En parte, de eso se trata. Es decir, de una de esas excursiones
"setentistas", no planeadas, espontáneas. De una de esas fugas
emprendidas con el solo anhelo de que el viento –otro viento–
golpee contra la cara. Seguramente la vida de Esther Freud, autora de la
novela autobiográfica en que se apoya este film, haya tenido algo o mucho
de eso. El problema es que poco y nada aflora aquí. O mejor dicho, que
aflora a duras penas, sepultado, o casi, por una de las versiones más
rutinarias, más notoriamente recostadas en las fórmulas, de aquello que se
conoce como "viajes iniciáticos".
Será por eso que a los pocos minutos (y dura casi cien) ya no importa
tanto el viaje como el paisaje, y el paisaje toma cada vez más forma de
postal. Será por eso que un interesantísimo filón temático, como lo es
la progresiva y desesperante falta de dinero que acompaña a la libertad de
Julia, ha sido tan librado a la buena de Dios. En otras palabras: que se
conoce, pero no se siente (y permítanme recordar por oposición el
maravilloso, no por ello menos tremendo, tratamiento que este mismo tema
tuvo en Solo contra todos, del argentino Gaspar Noé). Será por eso
que las putas que viven a un par de puertas de nuestra heroína son tan
subrayadamente pérfidas al principio, y tan increíblemente inofensivas al
final. Que las canciones setentistas, inicialmente bienvenidas, desembocan
en un popurrí impotente, machacón, de esos que aspiran a suplir la
emoción de que carecen las imágenes. Que lo local, o sea el Africa,
nunca deja de aparecer exótico, o "pintoresco", cosa que
por un lado contradice el espíritu de Julia –quien no ha llegado allí en
plan turístico– y por el otro reduce lo de Gillies MacKinnon, el
director, a poco más que una mirada epidérmica, foránea en el peor
sentido. Podría seguir, pero no es la idea.
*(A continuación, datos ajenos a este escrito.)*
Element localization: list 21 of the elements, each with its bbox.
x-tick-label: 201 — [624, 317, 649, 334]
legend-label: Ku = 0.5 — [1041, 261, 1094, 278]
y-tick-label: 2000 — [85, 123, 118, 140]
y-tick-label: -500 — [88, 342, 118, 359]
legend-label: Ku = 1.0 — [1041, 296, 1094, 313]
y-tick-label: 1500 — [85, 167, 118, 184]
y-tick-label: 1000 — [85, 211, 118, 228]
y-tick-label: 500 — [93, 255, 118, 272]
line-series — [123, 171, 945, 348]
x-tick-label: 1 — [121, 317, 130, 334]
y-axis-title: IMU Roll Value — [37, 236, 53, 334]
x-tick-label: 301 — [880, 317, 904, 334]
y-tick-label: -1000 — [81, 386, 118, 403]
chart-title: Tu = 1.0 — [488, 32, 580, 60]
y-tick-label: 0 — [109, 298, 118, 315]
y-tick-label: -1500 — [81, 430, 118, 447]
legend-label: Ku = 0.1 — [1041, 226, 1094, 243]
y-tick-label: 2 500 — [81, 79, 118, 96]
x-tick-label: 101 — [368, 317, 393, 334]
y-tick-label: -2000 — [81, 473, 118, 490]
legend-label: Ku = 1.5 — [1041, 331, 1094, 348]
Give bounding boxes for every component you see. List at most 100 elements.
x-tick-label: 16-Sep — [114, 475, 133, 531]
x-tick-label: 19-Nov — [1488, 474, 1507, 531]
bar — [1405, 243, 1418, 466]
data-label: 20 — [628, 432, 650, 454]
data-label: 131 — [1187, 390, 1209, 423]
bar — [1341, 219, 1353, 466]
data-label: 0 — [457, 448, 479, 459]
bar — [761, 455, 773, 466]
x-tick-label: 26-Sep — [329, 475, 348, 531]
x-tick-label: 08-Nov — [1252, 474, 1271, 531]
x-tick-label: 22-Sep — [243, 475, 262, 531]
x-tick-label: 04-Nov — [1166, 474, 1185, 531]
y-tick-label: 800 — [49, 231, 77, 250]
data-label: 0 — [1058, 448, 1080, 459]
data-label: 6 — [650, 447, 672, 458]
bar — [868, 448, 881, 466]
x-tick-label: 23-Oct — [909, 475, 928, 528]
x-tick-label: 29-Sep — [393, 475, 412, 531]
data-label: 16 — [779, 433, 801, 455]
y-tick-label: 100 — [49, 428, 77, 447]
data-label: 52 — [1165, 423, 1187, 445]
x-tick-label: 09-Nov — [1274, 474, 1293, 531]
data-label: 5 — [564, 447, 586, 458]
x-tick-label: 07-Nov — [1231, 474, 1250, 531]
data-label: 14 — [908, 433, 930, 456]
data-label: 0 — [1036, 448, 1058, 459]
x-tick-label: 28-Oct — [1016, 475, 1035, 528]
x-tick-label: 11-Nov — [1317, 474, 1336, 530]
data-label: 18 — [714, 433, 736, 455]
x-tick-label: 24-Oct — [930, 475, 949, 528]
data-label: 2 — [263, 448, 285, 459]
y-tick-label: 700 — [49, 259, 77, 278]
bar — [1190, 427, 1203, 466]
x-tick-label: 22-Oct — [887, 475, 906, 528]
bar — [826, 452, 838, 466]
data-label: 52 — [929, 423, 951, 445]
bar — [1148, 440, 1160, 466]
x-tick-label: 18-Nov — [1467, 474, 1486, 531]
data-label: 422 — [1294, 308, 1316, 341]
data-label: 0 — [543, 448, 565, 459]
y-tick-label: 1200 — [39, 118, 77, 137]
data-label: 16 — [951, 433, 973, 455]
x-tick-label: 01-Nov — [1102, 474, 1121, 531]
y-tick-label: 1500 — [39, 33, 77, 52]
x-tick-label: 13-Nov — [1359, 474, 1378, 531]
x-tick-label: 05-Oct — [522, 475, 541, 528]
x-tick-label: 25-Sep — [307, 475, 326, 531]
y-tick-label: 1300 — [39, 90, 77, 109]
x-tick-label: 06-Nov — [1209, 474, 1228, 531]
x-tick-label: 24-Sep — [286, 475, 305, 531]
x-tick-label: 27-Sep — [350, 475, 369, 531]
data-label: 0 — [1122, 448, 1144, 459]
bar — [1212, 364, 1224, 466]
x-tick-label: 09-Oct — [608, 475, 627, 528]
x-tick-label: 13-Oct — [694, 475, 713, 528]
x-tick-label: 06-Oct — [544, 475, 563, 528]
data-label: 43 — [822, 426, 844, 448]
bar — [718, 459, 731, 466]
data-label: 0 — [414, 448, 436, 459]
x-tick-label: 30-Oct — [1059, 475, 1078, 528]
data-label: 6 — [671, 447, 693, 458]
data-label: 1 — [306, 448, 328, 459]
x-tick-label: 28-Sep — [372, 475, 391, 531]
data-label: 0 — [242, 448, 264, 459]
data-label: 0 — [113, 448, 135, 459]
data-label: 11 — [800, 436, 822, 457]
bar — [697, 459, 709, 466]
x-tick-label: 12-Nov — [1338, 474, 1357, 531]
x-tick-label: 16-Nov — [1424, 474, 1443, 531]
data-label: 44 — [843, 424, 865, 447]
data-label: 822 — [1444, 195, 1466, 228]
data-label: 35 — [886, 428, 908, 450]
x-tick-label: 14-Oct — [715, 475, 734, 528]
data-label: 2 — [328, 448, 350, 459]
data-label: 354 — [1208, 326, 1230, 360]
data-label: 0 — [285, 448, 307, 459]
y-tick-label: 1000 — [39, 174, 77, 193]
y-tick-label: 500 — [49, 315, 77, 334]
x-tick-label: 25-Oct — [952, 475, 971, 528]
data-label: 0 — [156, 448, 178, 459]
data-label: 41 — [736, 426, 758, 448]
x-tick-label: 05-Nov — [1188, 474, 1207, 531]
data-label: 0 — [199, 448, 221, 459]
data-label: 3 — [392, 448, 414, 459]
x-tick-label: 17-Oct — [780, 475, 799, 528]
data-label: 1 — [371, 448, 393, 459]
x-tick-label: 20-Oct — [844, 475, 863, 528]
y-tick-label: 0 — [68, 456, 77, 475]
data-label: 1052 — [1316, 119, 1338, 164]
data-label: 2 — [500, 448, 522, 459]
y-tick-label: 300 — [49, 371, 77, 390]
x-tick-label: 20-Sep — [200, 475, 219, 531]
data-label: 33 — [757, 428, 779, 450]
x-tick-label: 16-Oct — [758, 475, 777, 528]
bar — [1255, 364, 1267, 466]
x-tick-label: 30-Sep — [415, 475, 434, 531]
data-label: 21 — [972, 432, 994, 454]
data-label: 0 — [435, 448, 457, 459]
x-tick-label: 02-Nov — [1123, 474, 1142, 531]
El que está muy bien, por vital, por natural, por fresco, es Bilal (Said
Taghmaoui), el africano que oficia de interés sentimental de Julia y
la acompaña en buena parte de sus desventuras. Y por supuesto, Winslet. Que
Kate Winslet es una actriz maravillosa es algo que esta película mediocre
puede demostrar mucho mejor que Titanic. Porque a Kate le alcanza con
estar ahí. ¿Cómo explicar esos ojos, esa sonrisa, esa mirada? Esta
mujer es dueña de una intensidad y una integridad monumentales. Será por
eso que, cuando ríe, de algún modo también llora. Y viceversa.